Protein Clues in the Hunt for the Cause of Frontotemporal Dementia
Dementia usually affects older people, so when it occurs in middle age, it can be hard to recognise. The most common form is frontotemporal dementia (FTD), which is often mistaken for depression, schizophrenia, or Parkinson’s disease before the correct diagnosis is reached.
Now, as part of an NIH-funded study, researchers at UC San Francisco have found some clues about how FTD develops that could lead to new diagnostics and get more patients into clinical trials. The findings appear in Nature Aging on May 16.

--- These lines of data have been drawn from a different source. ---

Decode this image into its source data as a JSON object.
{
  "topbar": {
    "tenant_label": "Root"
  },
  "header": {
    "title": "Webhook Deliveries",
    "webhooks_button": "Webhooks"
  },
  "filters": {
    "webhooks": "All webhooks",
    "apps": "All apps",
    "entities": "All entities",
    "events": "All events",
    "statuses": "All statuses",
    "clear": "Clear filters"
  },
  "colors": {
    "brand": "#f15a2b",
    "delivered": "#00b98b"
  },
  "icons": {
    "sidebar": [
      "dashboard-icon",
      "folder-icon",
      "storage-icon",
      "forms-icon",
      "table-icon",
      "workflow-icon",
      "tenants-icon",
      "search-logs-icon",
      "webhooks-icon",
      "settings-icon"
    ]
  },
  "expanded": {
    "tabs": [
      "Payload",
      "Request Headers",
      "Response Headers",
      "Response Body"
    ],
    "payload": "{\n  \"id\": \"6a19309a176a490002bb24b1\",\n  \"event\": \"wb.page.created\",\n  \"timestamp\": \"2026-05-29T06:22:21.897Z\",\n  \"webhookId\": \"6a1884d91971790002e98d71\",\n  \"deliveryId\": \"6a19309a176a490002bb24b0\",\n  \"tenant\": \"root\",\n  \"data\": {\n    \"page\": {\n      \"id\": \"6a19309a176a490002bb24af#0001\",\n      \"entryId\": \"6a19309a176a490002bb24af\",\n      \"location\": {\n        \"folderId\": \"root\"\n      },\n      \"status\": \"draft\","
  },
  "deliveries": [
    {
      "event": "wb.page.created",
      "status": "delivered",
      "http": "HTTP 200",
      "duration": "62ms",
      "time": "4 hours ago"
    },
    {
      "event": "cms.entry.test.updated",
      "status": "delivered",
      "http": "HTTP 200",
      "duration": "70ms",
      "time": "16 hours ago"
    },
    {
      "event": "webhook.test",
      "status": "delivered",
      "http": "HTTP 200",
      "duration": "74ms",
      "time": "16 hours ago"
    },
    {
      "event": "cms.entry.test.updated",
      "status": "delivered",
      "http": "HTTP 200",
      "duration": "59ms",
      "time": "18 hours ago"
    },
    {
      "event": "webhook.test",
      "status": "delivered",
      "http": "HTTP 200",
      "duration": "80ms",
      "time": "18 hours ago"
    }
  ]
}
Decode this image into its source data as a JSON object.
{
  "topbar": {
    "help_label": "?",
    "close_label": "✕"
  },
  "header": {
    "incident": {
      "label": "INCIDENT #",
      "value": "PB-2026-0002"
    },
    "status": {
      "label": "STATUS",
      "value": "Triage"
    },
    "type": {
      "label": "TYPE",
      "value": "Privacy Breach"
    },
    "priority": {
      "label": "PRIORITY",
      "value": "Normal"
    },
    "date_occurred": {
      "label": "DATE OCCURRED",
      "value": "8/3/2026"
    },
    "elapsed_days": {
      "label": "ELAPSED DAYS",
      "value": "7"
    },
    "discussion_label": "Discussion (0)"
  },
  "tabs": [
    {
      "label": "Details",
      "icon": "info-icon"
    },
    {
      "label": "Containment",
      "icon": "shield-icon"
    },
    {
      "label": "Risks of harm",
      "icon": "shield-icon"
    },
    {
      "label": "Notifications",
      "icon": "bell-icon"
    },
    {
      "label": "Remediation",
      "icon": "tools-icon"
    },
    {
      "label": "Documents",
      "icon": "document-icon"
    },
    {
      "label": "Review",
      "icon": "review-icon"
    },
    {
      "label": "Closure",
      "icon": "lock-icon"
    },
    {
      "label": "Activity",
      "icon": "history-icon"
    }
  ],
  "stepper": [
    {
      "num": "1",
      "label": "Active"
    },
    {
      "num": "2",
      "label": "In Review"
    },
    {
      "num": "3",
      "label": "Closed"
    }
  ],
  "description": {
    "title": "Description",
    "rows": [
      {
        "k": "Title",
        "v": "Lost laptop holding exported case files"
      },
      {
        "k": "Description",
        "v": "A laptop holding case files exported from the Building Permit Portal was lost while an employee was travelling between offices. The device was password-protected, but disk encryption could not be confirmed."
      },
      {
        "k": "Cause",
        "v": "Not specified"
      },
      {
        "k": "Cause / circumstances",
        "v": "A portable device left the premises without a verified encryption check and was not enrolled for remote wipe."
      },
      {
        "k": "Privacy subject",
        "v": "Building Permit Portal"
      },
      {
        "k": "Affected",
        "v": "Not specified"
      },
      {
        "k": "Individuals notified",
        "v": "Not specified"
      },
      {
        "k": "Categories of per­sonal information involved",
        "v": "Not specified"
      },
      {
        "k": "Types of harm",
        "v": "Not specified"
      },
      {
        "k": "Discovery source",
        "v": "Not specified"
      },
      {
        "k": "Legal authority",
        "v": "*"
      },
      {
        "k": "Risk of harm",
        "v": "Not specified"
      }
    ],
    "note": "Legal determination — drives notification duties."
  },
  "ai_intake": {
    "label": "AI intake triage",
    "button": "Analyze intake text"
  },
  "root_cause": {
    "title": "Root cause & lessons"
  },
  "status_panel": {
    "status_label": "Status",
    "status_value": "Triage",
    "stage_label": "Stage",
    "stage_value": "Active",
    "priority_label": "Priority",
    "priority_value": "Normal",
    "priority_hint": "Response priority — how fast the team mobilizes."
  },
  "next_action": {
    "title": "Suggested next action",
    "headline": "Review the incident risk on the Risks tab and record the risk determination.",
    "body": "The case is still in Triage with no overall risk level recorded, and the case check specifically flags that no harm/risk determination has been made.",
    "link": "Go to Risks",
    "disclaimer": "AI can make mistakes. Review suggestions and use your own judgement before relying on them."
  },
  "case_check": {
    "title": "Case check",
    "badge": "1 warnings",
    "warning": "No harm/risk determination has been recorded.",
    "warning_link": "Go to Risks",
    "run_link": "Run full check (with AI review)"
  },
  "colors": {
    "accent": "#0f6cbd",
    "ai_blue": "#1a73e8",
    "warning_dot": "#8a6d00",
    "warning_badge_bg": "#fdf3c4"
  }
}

The team measured more than 4000 proteins found in spinal tap fluid from 116 FTD patients and compared them to those from 39 of their healthy relatives. All 116 patients had inherited forms of FTD, enabling researchers to study the disease in living people with confirmed diagnosis, something that isn’t possible in non-inherited FTD cases, which can only be confirmed after death.
The composition of the proteins that changed in FTD suggest that these patients have problems with RNA regulation along with defects that affect connections in their brains. These proteins, researchers think, could be the first specific markers for FTD that emerge as the disease develops in middle age.
FTD is the most common form of dementia for people under 60. Because it occurs in younger people, it is often misdiagnosed as depression, early-onset Alzheimer’s, Parkinson’s, or a psychiatric condition. It takes an average of 3.6 years for patients to get an accurate diagnosis. There is no cure, and there are no treatments to slow or stop disease progression. It is distinct from Alzheimer’s in 3 major ways:
- FTD features a gradual decline in behavior, language, or movement, but memory is intact.
- It usually strikes younger people, between 45 and 65 years of age, and is less likely to strike after 65.
- It’s less common, affecting 60 000 people in the U.S. (Alzheimer’s affects 6.7 million Americans).
“FTD affects people in the prime of their lives, stripping them of their independence,” said Rowan Saloner, PhD, professor in the UCSF Memory and Aging Center and corresponding author of the paper. “But there’s no definitive way to diagnose it in living patients, unlike other dementias like Alzheimer’s disease.”
“If we’re able to identify FTD early on, perhaps using some of the proteins we’ve identified, we can direct patients to the right resources, get them into the right therapeutic trials, and, ultimately, we hope, provide them with precision treatments.”